Ce matin, ma factrice a donné un coup de pied dans son vélo, jeté son casque et crié au ciel « boulot de merde » !
Elle avait juste oublié son passe pour entrer dans mon immeuble. En ces temps de confinement, ce devait être la goutte de trop… le vase de l’incompréhension, de l’injustice, devait être plein.
Elle avait peut-être le droit de se dire :
Il y a ceux qui travaillent comme moi et ceux qui, tranquilles, et pépères à fainéanter toute leur journée avec des aides de l’Etat, matent, en sirotant un thé ou un café, les jolies factrices qui passent sous leur balcon.
Ou encore, il y a ma mère, si seule, que je ne verrai pas pendant deux mois…
Ou mon mec qui tourne en rond dans notre appart et que je retrouve le soir sur les dents et qui n’attend qu’une chose, calmer sa frustration par un câlin quotidien.

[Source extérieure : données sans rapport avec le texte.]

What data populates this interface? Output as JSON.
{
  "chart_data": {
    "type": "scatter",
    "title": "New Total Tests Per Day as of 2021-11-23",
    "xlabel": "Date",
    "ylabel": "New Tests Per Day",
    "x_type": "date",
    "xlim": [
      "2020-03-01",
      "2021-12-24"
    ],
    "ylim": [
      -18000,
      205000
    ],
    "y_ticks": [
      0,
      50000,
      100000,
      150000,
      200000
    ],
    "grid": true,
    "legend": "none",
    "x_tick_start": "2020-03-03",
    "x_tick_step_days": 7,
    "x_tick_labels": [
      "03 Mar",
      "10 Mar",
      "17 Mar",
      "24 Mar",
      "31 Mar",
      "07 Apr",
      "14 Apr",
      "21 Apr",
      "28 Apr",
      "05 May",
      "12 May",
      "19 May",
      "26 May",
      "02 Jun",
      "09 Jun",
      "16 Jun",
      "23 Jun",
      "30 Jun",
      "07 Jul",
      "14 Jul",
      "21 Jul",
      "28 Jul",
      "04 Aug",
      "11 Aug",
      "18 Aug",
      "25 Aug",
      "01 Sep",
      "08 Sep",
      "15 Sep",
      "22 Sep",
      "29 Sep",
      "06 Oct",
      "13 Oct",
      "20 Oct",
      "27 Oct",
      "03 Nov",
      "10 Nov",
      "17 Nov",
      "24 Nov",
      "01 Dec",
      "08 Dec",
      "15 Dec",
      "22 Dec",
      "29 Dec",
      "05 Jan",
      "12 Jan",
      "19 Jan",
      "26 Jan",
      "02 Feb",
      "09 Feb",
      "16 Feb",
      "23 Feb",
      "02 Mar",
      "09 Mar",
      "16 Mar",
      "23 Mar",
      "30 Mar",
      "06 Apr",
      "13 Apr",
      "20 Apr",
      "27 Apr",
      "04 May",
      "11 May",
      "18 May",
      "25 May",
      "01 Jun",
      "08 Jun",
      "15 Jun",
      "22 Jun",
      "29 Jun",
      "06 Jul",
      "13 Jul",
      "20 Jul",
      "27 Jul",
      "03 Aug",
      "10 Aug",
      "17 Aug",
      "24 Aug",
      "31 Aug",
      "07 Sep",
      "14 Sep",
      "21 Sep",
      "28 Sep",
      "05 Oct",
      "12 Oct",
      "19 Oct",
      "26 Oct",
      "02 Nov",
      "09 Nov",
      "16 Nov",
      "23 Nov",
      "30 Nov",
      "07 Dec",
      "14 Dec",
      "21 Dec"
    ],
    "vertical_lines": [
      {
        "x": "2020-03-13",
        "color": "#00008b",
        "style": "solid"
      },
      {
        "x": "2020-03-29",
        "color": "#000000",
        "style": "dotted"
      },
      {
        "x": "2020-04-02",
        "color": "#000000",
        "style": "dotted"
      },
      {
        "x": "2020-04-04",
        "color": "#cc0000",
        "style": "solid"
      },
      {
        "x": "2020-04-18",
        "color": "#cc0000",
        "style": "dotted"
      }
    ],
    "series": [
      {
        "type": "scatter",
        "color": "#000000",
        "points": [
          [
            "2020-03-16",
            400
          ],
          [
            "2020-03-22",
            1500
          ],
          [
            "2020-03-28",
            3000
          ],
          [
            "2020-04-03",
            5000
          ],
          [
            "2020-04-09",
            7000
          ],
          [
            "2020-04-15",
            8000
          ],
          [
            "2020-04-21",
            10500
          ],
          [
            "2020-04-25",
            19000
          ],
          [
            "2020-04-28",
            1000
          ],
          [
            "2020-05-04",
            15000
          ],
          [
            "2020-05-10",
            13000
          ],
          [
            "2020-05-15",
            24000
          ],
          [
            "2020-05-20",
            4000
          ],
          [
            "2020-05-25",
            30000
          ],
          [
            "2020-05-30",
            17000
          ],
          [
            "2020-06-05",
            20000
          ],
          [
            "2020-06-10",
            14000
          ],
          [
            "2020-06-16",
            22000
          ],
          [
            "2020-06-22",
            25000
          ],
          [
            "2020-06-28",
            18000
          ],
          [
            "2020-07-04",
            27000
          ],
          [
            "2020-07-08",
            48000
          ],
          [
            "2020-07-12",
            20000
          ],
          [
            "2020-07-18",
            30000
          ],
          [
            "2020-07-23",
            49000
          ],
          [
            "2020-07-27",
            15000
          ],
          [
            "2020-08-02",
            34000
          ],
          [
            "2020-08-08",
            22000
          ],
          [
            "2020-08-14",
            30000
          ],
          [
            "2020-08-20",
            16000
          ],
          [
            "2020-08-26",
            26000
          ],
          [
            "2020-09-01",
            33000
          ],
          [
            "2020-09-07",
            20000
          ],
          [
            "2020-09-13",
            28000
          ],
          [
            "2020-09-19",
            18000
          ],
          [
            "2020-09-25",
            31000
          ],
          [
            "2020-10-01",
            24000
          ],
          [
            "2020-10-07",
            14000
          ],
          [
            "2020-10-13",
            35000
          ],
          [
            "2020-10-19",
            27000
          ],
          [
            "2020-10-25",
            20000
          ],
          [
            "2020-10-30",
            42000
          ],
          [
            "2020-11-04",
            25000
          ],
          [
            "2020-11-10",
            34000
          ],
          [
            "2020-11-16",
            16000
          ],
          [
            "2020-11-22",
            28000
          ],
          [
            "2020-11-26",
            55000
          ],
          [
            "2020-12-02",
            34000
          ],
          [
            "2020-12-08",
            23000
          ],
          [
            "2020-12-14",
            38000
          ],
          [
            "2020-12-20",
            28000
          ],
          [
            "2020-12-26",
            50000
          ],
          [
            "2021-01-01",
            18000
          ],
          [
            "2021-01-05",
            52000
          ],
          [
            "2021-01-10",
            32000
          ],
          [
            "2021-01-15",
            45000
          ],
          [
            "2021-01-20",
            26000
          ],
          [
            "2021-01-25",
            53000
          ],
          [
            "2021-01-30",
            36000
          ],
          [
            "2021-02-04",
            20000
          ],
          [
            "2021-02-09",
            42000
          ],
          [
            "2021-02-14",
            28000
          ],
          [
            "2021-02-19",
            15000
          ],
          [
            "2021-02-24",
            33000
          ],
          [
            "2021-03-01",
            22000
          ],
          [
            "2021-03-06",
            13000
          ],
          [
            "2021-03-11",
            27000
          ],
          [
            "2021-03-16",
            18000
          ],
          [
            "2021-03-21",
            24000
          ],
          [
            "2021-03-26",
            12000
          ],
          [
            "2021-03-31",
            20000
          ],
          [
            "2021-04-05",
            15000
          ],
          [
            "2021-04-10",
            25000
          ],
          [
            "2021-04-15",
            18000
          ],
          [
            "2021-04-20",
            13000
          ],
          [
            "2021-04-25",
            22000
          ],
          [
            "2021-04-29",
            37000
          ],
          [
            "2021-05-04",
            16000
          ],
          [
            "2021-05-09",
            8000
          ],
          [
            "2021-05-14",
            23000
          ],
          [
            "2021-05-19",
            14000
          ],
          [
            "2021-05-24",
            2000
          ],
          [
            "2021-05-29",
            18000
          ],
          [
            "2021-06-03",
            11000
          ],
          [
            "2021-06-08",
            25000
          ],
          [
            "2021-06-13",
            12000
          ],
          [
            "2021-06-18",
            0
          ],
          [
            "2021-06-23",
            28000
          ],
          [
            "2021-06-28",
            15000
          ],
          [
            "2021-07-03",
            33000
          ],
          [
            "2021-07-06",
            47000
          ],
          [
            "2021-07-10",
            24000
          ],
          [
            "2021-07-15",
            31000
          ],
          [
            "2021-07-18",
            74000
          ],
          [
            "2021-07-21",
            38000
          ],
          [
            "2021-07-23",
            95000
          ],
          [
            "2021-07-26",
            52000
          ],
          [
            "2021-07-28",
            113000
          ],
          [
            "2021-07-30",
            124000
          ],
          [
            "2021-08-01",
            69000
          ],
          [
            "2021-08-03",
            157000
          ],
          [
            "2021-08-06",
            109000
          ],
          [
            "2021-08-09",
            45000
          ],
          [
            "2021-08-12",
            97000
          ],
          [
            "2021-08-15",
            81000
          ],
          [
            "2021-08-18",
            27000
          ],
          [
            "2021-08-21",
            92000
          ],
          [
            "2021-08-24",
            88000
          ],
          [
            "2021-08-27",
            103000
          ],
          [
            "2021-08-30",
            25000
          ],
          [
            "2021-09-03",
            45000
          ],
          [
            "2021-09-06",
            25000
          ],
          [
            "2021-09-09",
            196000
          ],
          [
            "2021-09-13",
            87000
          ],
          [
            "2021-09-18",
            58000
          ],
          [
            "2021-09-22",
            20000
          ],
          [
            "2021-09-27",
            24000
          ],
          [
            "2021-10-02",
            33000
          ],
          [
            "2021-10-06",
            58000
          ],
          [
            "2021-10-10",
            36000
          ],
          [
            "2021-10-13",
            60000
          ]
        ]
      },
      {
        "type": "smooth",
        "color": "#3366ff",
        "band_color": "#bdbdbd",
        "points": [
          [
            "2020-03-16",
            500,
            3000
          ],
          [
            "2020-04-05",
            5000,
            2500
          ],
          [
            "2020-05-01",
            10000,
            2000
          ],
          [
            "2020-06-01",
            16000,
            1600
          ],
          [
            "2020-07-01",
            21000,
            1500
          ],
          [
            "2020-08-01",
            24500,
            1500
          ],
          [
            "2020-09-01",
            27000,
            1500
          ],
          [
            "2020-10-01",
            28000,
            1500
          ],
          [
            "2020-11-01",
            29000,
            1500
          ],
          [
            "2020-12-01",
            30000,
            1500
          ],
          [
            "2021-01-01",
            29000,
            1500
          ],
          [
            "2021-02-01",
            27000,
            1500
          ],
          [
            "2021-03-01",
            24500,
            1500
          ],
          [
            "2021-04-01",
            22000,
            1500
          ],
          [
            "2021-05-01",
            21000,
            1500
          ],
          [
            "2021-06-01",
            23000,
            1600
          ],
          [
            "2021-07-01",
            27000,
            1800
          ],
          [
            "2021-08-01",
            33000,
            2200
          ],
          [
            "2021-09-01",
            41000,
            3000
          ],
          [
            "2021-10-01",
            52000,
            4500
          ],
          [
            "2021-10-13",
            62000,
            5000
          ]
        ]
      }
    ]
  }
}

On voit bien que ce n’est pas lui qui pédale !
J’en ai marre de rien y comprendre à tout ça ! Marre de ces chiffres, de ces statistiques ! De ces pétitions que je reçois par mail signées par des centaines de médecins, pharmaciens qui dénoncent des omissions ou des aberrations de nos gouvernants !
Et puis c’est quoi ces commerces qui ouvrent et ceux-là qu’on ferme ! Et puis ces personnes âgées en prison dans leurs chambres ! Quitte à être en prison qu’on leur installe au moins un parloir dans une salle commune ! Ils pourront au moins voir un peu leurs petits enfants avant de mourir ! Et puis qu’est-ce qui va se passer lors de la prochaine grippe ! Ils vont peut-être nous confiner pour celles-ci aussi ? Parce que là aussi les chiffres ils ne vont pas être beaux !
Je suis fatiguée de tout ça, tiens, je vais rentrer chez moi, me faire un petit café et mater les fantômes qui passent sous mon balcon !
Et j’ai vu ma factrice laisser son paquet d’enveloppes au pied de mon immeuble et partir d’un coup de pédale rageur je ne sais où.